Saturday, November 23, 2013

Shearwater wreck

On my first visit to a surf beach since this year's arrival of migratory Short-tailed shearwaters there is still evidence of the massive wreck. There were shearwater carcasses every 5-10 metres at Phillip Island's Woolamai surf beach. Their migration from eastern Russia and western Alaska is generally complete in late September but the birds need the next month or so to replenish and energise for the breeding season. It is not until late November that Phillip Island's one million birds settle in to their breeding territory.

Over the last few years a cultural festival has developed around the arrival of the birds at Phillip Island for breeding. Shearwater Soundfest's Facebook page tells more (and the chronology of this year's Wreck is detailed with links to newspaper articles etc).

The November 3rd post on the Facebook page carries a nice video (albeit a little lengthy at 7 minutes) featuring last year's festival. The first 15 seconds has some nice dusk footage of the amazing swarm of shearwaters - a great thing to experience!
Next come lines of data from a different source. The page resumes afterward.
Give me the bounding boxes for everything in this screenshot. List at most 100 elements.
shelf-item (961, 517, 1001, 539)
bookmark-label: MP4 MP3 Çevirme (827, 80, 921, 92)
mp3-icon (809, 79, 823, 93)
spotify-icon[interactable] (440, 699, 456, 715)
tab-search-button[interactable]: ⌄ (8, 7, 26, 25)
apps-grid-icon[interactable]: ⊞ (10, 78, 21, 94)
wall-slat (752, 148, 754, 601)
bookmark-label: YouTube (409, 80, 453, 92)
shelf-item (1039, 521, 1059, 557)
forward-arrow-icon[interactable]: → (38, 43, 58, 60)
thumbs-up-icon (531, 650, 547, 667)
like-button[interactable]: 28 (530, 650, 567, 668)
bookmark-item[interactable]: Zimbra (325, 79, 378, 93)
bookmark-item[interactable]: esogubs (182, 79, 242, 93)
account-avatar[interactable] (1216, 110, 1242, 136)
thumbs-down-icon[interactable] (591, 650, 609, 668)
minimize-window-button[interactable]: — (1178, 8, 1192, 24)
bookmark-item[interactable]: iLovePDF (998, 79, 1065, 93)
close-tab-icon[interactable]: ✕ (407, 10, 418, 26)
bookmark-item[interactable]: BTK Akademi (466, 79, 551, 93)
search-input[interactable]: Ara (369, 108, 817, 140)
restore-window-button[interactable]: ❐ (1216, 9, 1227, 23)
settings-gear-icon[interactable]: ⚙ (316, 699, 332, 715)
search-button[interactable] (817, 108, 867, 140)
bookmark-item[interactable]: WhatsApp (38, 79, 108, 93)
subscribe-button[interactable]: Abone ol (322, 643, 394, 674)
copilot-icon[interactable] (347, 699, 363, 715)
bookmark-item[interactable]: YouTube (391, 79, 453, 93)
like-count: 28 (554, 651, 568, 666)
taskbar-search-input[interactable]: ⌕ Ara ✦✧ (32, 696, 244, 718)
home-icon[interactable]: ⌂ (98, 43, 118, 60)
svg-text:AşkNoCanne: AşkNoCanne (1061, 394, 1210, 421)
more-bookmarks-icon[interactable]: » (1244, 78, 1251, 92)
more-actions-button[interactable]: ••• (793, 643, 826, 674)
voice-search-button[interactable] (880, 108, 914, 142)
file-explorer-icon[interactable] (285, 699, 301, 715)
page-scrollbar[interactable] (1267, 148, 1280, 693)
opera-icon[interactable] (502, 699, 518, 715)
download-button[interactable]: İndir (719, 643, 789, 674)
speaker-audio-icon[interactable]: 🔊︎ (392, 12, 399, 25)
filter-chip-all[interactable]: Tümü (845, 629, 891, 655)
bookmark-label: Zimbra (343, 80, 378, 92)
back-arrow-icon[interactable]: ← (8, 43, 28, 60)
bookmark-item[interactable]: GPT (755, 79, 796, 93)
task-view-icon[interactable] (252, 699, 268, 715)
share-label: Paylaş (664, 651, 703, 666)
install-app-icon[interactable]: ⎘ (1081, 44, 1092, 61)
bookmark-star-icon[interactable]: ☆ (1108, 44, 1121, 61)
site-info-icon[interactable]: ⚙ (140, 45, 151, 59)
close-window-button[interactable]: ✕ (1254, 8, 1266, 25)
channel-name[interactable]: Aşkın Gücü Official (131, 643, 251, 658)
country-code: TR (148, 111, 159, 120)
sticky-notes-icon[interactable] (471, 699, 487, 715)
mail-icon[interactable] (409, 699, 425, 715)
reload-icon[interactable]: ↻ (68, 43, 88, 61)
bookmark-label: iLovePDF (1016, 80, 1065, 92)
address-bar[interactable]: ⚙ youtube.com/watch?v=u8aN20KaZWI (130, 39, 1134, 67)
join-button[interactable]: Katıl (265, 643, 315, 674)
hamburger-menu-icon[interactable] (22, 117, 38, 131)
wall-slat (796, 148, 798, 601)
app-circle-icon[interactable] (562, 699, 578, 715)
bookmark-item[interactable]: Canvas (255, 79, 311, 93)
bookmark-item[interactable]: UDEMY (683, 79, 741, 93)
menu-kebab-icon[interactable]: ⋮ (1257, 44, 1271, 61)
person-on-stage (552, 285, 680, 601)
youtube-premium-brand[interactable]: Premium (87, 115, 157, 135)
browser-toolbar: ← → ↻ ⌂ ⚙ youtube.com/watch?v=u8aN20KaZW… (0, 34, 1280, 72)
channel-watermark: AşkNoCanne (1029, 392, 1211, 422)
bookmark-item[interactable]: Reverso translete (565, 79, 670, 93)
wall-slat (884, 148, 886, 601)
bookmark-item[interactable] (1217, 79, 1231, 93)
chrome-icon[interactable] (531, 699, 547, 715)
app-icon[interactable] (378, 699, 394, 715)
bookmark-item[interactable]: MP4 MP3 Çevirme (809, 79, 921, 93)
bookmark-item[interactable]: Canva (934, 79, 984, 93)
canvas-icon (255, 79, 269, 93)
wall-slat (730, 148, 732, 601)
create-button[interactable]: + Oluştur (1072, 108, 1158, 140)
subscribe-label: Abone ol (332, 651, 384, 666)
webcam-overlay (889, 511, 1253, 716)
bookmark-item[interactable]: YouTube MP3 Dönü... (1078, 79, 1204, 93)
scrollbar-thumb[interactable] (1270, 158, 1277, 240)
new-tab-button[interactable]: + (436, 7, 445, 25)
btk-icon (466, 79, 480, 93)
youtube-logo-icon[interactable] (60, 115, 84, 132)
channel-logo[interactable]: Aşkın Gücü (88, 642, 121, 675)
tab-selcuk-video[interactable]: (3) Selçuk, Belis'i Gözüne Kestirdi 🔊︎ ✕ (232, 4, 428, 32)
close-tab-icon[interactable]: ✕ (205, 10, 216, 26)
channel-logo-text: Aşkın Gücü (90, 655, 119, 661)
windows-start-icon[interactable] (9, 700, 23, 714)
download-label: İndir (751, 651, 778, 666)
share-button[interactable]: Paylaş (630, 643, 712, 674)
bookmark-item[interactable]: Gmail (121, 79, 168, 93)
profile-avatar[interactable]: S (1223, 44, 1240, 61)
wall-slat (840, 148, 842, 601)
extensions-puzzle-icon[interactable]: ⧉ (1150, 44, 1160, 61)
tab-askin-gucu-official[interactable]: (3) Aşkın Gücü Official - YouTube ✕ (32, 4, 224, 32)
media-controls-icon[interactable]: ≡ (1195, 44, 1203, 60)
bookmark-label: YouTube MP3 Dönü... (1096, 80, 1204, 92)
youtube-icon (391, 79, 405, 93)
We hope this year's breeding season fares better than the migration.

Bird on!


  1. The Silhouettes against the moon is striking. Yes, hopefully the breeding season will help to equalise the losses that have occurred all along the east coast it seems.

  2. Hi Peter. Those losses are terrible. Hope next season will be good.

  3. This phenomenon has been interesting to read about. It seems there is some contention as to whether this is a normal event or a sign of trouble - I'm in two minds about it, myself!